On the last night of the council, we had a fire circle.  We each spoke of the original covenants that underlie medicine, the covenants that we had made and that our peoples had made and the necessity to live according to these covenants again.  We were invigorated by knowing we could each practice medicines that truly heal.  Western medicine, non-western medicine and indigenous healing became a unified compassionate response to the suffering of all beings.  We had gathered enough evidence from our own histories and from our common experiences to trust in the possibilities of a medicine that does no harm to people or to the earth.  We gathered the courage to live accordingly as patients and as medicine/medical people.  We began to imagine the formerly unimaginable – that the deadly radiation that is decimating Native American land everywhere in North America and so many war-ravaged and nuclear oriented countries might be transformed as R. was also transformed, by sacred means we do not dare to understand yet.

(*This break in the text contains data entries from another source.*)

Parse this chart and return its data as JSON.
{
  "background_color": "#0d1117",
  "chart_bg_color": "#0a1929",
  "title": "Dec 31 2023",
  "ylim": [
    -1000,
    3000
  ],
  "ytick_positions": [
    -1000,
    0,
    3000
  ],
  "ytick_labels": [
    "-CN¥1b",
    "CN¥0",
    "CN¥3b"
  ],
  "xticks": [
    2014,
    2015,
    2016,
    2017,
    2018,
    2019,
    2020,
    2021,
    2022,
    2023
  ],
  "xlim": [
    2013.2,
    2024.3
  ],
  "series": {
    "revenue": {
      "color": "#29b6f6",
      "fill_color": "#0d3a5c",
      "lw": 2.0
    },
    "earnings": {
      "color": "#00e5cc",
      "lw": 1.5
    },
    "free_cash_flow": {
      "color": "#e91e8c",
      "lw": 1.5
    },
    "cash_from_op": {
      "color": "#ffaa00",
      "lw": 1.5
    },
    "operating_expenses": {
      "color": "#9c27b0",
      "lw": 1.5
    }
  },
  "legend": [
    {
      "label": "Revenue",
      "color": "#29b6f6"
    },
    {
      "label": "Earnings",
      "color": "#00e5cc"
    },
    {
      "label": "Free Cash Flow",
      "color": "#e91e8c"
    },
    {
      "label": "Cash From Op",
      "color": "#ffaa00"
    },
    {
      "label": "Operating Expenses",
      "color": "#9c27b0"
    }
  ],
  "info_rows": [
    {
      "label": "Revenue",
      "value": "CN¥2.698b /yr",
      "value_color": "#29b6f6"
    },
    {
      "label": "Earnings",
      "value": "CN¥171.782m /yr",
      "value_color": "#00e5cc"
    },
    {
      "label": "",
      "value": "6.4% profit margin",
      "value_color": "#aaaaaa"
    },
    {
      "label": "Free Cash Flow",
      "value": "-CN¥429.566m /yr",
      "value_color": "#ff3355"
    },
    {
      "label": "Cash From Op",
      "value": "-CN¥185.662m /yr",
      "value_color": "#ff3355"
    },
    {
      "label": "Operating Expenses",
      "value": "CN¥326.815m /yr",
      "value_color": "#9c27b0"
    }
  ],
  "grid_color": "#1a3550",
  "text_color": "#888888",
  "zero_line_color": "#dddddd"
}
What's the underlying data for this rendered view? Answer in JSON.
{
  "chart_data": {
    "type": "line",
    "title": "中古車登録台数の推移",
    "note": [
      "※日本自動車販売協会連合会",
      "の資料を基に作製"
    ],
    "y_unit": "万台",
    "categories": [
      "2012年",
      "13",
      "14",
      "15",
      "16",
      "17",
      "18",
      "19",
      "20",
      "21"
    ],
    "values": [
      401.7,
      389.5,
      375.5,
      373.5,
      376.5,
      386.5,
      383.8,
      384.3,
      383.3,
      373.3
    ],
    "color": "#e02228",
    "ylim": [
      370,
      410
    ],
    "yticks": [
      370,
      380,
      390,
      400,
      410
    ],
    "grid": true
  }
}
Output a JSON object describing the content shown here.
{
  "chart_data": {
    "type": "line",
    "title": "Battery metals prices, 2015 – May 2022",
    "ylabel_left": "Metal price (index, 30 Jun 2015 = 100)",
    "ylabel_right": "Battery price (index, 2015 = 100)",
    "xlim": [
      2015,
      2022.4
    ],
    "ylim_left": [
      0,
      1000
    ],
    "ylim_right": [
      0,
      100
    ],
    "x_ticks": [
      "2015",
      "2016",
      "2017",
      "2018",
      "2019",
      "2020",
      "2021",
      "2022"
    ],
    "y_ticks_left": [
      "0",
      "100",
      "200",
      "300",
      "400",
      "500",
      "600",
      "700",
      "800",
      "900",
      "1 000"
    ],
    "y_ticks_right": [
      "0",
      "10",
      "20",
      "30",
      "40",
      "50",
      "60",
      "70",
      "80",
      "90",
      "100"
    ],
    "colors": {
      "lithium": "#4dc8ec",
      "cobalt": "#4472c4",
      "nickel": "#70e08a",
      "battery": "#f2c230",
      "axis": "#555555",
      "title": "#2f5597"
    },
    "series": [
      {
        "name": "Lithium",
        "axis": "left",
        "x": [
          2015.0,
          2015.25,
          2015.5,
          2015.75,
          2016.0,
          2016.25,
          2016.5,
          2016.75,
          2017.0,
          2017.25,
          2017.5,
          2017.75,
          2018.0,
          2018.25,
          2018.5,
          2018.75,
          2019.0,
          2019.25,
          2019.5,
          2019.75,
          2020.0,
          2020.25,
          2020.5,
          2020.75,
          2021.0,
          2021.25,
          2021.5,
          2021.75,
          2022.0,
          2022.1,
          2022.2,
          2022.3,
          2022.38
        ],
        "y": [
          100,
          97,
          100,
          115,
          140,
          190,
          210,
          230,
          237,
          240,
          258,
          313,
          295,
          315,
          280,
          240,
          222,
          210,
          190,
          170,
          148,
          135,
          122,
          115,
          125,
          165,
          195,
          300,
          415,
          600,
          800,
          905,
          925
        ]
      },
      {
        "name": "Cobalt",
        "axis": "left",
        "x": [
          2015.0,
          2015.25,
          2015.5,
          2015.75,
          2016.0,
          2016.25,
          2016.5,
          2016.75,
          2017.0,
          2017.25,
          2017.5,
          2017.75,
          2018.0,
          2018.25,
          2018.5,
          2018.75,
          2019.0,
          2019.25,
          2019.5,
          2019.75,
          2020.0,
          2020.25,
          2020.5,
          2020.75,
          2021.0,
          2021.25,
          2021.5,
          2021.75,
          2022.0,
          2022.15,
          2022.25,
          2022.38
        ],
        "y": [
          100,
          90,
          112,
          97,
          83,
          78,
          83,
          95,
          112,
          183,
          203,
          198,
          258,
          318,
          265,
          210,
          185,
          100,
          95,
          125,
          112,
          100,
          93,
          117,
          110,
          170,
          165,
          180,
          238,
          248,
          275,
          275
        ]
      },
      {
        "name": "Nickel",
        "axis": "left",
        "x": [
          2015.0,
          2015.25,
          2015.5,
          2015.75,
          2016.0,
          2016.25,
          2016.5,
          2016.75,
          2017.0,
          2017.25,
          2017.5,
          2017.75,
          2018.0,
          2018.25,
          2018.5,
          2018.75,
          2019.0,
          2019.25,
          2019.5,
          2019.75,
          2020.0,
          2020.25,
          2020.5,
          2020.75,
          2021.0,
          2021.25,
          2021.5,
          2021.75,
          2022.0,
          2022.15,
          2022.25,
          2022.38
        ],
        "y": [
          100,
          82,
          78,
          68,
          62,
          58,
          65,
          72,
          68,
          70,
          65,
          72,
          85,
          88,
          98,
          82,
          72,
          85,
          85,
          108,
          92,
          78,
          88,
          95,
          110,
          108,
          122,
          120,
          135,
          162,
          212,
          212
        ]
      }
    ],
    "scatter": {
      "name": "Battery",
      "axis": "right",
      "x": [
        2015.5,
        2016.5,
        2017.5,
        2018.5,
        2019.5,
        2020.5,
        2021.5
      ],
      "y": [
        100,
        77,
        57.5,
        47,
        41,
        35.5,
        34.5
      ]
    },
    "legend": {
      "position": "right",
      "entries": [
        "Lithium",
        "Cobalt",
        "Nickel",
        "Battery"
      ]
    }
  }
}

“We met in the kitchen and had snacks and fellowship.  We went to bed.  And then I woke up, stood out of the bed, took a shower, got Nuesha dressed, went to Carol’s for coffee. …On the way to Deena’s I realized I had woken and stood and showered and got Nuesha dressed and was awake and alert and DID NOT HURT ANYWHERE.  I had no pain.  It was odd how the absence of pain felt. Empty, but good.  I did not, and still don’t have a slight limp from my hips aching so.  I didn’t, and still don’t, have to coax my hands into movement.  I didn’t, and still don’t have to slowly make sure my spine will hold me.  I had no pain.  And Jeff was obviously relieved, and rested.  Nuesha was in a good mood.  And so we went, looking at everything in a light that came from inside.  I stopped in my tracks when I realized we were at peace with the day.”

We pray that the work of ReVisioning Medicine will continue and expand for the sake of all people and beings.